From the beginning, Ben’s prognosis of stage IV metastatic melanoma wasn’t good. One day, Becky received a frightening call.
"He said he didn’t think he was going to make it. He was gurgling because there was blood in his stomach and then he started throwing up. When I got him to the doctor, he said Ben was lucky to be alive."
As one final resort, Ben was sent to Huntsman Cancer Institute (HCI) for a new clinical trial.
"It was a miracle. He started doing great and became the poster child for this treatment. I never would have thought he would live another 10 years."
Ben had more time to live life to its fullest. More time with his brothers. More time at Clearfield Nursery and Power Equipment, which has been in his family more than 50 years. More time at the model train shop, Almosta Junction, which he owned for almost 30 years. More time with Best Friends Animal Society and his many cats. More time to drive his Miata. More time with Becky.
"He was my biggest supporter. Ben would always check in, bring dinner over, be with us. On holidays, he was always with me and our parents. My two grandsons, Caleb and Cameron, loved Uncle Ben. He was like a father to my kids and grandkids. His death left a huge hole in my life."
Through her sadness, Becky is thankful for the support Ben received at HCI.
"From the very first appointment with Dr. Ken Grossmann, Ben had a team of people working with him. It’s obvious that everyone at HCI is doing their best to heal people and provide them with peace of mind. We thought it was just the first visit, but every time, everyone was involved. It was like having another family."
After collapsing in his home in early 2021, Ben was admitted to a local hospital. After a few days, he was able to get back to HCI and his spirits lifted.
"HCI was his second home. Ben would always say ‘I don’t want to leave. I wonder if I can just get a room.’ He thought it was some type of resort," Becky chuckles.
When Ben passed away in April 2021, Becky was told there would be a small ceremony to recognize his service in the National Guard.
"Everyone had lined the halls. I was so impressed that these people that are constantly in motion, stopped to observe Ben. The flag was draped over him and they had a bugler playing ‘TAPS’. Their hands were on their hearts. There aren’t words to do it justice."

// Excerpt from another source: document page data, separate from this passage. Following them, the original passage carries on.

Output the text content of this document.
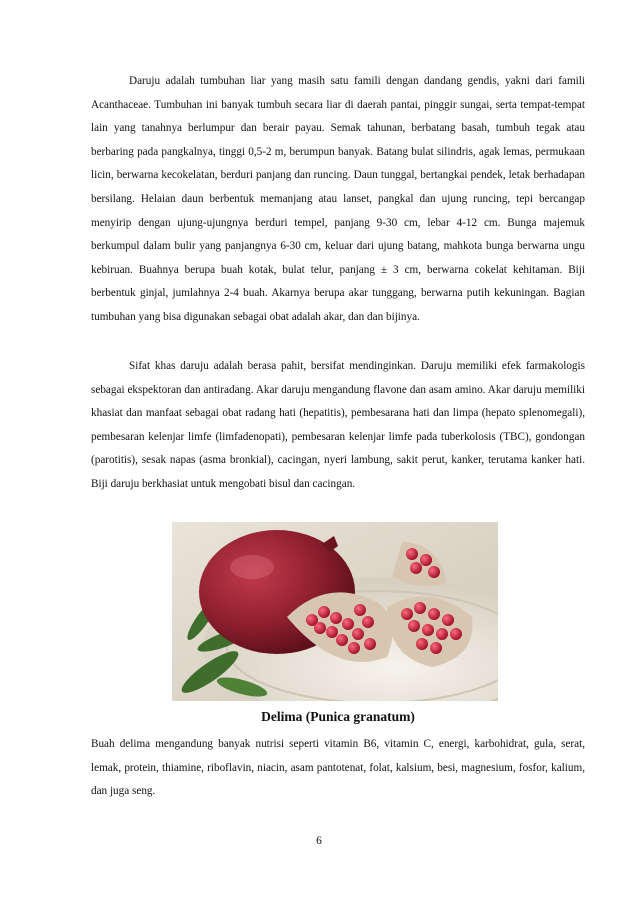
Daruju adalah tumbuhan liar yang masih satu famili dengan dandang gendis, yakni dari famili Acanthaceae. Tumbuhan ini banyak tumbuh secara liar di daerah pantai, pinggir sungai, serta tempat-tempat lain yang tanahnya berlumpur dan berair payau. Semak tahunan, berbatang basah, tumbuh tegak atau berbaring pada pangkalnya, tinggi 0,5-2 m, berumpun banyak. Batang bulat silindris, agak lemas, permukaan licin, berwarna kecokelatan, berduri panjang dan runcing. Daun tunggal, bertangkai pendek, letak berhadapan bersilang. Helaian daun berbentuk memanjang atau lanset, pangkal dan ujung runcing, tepi bercangap menyirip dengan ujung-ujungnya berduri tempel, panjang 9-30 cm, lebar 4-12 cm. Bunga majemuk berkumpul dalam bulir yang panjangnya 6-30 cm, keluar dari ujung batang, mahkota bunga berwarna ungu kebiruan. Buahnya berupa buah kotak, bulat telur, panjang ± 3 cm, berwarna cokelat kehitaman. Biji berbentuk ginjal, jumlahnya 2-4 buah. Akarnya berupa akar tunggang, berwarna putih kekuningan. Bagian tumbuhan yang bisa digunakan sebagai obat adalah akar, dan dan bijinya.

Sifat khas daruju adalah berasa pahit, bersifat mendinginkan. Daruju memiliki efek farmakologis sebagai ekspektoran dan antiradang. Akar daruju mengandung flavone dan asam amino. Akar daruju memiliki khasiat dan manfaat sebagai obat radang hati (hepatitis), pembesarana hati dan limpa (hepato splenomegali), pembesaran kelenjar limfe (limfadenopati), pembesaran kelenjar limfe pada tuberkolosis (TBC), gondongan (parotitis), sesak napas (asma bronkial), cacingan, nyeri lambung, sakit perut, kanker, terutama kanker hati. Biji daruju berkhasiat untuk mengobati bisul dan cacingan.

Delima (Punica granatum)

Buah delima mengandung banyak nutrisi seperti vitamin B6, vitamin C, energi, karbohidrat, gula, serat, lemak, protein, thiamine, riboflavin, niacin, asam pantotenat, folat, kalsium, besi, magnesium, fosfor, kalium, dan juga seng.

6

"Supporting cancer patients and their families through end of life is one of the most sacred responsibilities we have as cancer care professionals," Lawrence Marsco, HCI Senior Director of Nursing says. "Our ceremony to honor veterans who pass at HCI is a deeply meaningful tradition to our inpatient staff as one small way we can express our gratitude to those who have served our country."
After Ben’s passing, Becky found a booklet of information given to patients when they enter HCI. She clings to it as a reminder of her beloved brother.
"The booklet tells you everything—what to expect, who to call, everything," Becky adds. "They knew what he would need and had every base covered. If you have to go on a difficult journey like Ben did, the best partner you can have at your destination are the people from HCI. We were fortunate, blessed, lucky, whatever you want to call it—to have people from HCI in our life. Looking at that booklet reminds me of Ben’s positivity and gives me strength."